Cluster deployment: multi-node Astra backend with multi-node K3s control plane/workers.

Prerequisites

Linux host(s) with Docker and k3s, kubectl, etcdctl available.
Network reachability from all K3s server nodes to all Astra client endpoints.
Astra image published in Docker Hub. Stable semver tags (vX.Y.Z) are the default production channel, while prerelease tags such as v0.1.1-rc1 should be selected explicitly when validating release candidates:
- docker.io/halceon/astra:\{tag\}
- docker.io/nudevco/astra:\{tag\}

Automated Deployment (Recommended)

Local SSH orchestrator (single command from workstation)
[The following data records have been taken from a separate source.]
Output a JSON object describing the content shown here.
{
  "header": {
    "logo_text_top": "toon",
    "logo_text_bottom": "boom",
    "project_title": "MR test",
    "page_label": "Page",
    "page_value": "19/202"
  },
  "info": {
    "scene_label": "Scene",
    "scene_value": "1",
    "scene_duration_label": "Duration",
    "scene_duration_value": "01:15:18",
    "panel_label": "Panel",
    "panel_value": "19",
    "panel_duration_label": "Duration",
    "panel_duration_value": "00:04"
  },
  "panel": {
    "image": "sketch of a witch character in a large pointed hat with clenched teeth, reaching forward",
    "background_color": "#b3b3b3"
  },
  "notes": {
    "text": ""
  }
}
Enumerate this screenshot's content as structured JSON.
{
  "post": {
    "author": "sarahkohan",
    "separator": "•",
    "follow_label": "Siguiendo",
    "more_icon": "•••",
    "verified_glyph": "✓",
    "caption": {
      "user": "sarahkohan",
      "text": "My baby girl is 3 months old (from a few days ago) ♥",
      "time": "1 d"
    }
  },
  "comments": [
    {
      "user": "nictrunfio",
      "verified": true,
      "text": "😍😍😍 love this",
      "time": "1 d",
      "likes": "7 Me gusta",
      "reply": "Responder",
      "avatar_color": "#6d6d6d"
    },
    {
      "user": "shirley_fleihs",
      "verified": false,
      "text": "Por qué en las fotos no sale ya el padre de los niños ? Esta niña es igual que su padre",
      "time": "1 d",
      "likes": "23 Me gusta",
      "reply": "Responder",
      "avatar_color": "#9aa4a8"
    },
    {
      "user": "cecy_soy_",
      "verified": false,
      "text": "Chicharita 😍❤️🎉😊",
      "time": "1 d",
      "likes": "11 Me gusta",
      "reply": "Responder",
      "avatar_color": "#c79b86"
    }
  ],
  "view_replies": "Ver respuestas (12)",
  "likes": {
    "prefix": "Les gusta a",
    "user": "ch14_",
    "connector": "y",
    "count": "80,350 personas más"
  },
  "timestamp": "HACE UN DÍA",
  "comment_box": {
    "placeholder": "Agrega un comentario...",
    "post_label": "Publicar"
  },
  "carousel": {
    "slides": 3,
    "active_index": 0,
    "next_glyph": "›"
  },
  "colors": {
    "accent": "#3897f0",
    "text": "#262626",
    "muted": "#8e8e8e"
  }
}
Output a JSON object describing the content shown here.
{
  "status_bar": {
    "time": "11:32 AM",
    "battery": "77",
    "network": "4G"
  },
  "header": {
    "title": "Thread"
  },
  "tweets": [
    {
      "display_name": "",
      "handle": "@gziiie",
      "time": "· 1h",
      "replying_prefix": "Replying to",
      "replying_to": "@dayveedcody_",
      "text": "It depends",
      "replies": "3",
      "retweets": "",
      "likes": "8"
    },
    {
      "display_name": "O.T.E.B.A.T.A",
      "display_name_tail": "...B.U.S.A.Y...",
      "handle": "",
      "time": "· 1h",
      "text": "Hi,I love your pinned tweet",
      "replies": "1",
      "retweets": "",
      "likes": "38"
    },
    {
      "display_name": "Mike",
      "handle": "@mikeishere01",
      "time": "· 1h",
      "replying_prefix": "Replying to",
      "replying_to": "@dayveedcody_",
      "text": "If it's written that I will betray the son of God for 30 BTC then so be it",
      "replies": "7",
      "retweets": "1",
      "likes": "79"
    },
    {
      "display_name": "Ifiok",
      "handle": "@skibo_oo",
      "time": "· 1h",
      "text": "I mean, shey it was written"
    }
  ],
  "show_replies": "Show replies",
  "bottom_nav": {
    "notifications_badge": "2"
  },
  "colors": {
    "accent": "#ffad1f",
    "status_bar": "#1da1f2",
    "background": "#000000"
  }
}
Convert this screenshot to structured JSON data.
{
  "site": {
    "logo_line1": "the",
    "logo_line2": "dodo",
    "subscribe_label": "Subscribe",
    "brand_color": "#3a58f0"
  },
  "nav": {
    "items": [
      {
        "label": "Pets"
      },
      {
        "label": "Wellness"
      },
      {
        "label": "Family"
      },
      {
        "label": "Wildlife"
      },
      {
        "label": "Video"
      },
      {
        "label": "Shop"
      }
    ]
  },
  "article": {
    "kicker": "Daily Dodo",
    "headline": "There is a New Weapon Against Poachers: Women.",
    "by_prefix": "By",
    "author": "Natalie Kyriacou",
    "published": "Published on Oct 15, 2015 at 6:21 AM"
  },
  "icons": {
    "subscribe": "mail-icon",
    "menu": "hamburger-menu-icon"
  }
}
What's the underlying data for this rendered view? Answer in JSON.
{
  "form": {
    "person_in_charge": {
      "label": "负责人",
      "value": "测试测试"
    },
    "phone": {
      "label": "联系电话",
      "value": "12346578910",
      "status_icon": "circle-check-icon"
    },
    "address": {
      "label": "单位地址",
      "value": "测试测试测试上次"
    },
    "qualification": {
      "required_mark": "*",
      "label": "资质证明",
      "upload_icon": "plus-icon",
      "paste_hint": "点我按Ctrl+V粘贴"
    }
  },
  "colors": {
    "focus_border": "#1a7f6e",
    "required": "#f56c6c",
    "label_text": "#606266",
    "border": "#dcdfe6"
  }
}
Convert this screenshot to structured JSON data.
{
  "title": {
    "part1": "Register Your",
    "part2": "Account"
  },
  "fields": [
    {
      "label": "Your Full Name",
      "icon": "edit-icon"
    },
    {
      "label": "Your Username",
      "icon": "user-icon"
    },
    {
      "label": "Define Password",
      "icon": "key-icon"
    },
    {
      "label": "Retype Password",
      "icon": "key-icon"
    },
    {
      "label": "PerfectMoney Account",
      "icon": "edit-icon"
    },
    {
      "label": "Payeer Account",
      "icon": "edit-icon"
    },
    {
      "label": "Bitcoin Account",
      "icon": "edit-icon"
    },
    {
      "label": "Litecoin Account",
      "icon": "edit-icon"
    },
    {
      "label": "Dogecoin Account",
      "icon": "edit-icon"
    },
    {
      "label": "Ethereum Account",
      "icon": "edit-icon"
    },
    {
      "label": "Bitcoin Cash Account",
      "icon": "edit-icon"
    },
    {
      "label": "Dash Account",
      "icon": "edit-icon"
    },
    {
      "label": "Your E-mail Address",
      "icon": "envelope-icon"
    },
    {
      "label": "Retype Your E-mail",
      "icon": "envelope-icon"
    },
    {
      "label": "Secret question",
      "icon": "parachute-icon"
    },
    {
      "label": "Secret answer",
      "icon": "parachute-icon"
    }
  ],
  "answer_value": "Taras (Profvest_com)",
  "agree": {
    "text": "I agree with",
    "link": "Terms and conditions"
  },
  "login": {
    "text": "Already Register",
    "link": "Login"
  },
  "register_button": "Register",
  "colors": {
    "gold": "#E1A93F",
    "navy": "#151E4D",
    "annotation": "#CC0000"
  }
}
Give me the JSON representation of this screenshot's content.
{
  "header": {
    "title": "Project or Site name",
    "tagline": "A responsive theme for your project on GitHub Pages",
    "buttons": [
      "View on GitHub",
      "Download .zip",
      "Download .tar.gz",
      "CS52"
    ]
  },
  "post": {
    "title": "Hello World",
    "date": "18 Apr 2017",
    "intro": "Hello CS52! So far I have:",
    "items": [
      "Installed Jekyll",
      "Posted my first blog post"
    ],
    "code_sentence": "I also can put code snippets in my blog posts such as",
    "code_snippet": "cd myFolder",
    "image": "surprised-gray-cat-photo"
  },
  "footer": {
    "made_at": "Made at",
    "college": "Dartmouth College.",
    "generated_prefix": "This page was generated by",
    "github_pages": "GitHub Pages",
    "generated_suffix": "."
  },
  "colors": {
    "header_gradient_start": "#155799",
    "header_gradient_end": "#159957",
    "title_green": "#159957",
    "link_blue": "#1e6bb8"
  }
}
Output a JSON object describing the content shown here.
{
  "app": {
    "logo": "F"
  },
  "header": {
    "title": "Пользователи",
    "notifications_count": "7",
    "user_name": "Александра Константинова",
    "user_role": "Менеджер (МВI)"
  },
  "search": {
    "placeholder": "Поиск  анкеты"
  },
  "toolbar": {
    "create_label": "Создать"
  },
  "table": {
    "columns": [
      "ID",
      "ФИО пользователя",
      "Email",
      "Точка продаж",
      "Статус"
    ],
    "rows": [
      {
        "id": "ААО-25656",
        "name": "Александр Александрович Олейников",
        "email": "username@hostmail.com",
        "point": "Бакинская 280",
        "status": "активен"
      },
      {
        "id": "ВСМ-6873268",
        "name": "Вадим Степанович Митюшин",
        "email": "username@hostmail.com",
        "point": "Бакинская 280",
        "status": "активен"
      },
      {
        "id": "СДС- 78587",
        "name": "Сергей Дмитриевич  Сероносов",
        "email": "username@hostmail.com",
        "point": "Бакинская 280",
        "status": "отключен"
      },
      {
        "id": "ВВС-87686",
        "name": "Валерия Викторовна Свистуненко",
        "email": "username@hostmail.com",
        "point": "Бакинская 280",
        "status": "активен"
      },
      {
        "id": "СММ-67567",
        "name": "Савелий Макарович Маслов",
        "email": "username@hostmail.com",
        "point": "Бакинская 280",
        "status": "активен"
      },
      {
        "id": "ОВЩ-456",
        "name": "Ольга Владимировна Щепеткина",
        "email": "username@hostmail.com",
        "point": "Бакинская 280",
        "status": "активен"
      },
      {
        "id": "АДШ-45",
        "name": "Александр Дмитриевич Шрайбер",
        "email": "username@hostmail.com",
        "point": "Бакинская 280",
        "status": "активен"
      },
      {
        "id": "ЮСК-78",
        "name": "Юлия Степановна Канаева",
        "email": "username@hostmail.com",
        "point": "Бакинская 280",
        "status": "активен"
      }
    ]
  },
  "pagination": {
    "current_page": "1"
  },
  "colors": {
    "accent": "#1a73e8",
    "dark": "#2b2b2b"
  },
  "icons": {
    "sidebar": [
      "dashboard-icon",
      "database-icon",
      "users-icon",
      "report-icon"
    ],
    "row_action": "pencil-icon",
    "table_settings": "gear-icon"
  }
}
refs/scripts/deploy/deploy-k3s-single-node-remote.sh \
  --host root@<host-public-ip> \
  --cluster-name <cluster-name> \
  --kubeconfig-server-ip <host-public-ip> \
  -- \
  --disk-device auto \
  --validation smoke

Run full readiness gate:

refs/scripts/deploy/deploy-k3s-single-node-remote.sh \
  --host root@<host-public-ip> \
  --cluster-name <cluster-name> \
  --kubeconfig-server-ip <host-public-ip> \
  --kubeconfig-server-ip <host-secondary-ip> \
  -- \
  --disk-device auto \
  --validation full

On-host deployment (run directly on VM)

cd /root/astra-lab/repo
refs/scripts/deploy/deploy-k3s-single-node.sh \
  --disk-device auto \
  --node-name <cluster-name> \
  --tls-san <host-public-ip> \
  --tls-san <host-secondary-ip> \
  --kubelet-arg fail-swap-on=false \
  --validation smoke

Default behavior of the deploy scripts:

Remote script bootstraps the host, syncs https://github.com/SparkAIUR/astra.git on main, runs the on-host deploy, and pulls kubeconfig locally.
Remote script can generate multiple local kubeconfigs with --kubeconfig-server-ip (for dual access via tailscale + LAN) and can rename kubeconfig cluster/context/user names with --cluster-name.
On-host deploy resolves the latest stable semver tag from docker.io/halceon/astra unless --astra-image or --astra-tag is provided. Use an explicit prerelease tag when validating an RC build.
Validation defaults to smoke (fast), with --validation full for the 720s readiness gate.
Disk setup is only executed when --disk-device is set (auto or explicit path).

Machine-readable outputs:

DEPLOY_SUMMARY_PATH=...
HOST_PUBLIC_IP=...
REMOTE_KUBECONFIG_PATH=...
VALIDATION_SUMMARY_PATH=...
LOCAL_KUBECONFIG_PATHS=... (comma-separated when multiple kubeconfigs are generated)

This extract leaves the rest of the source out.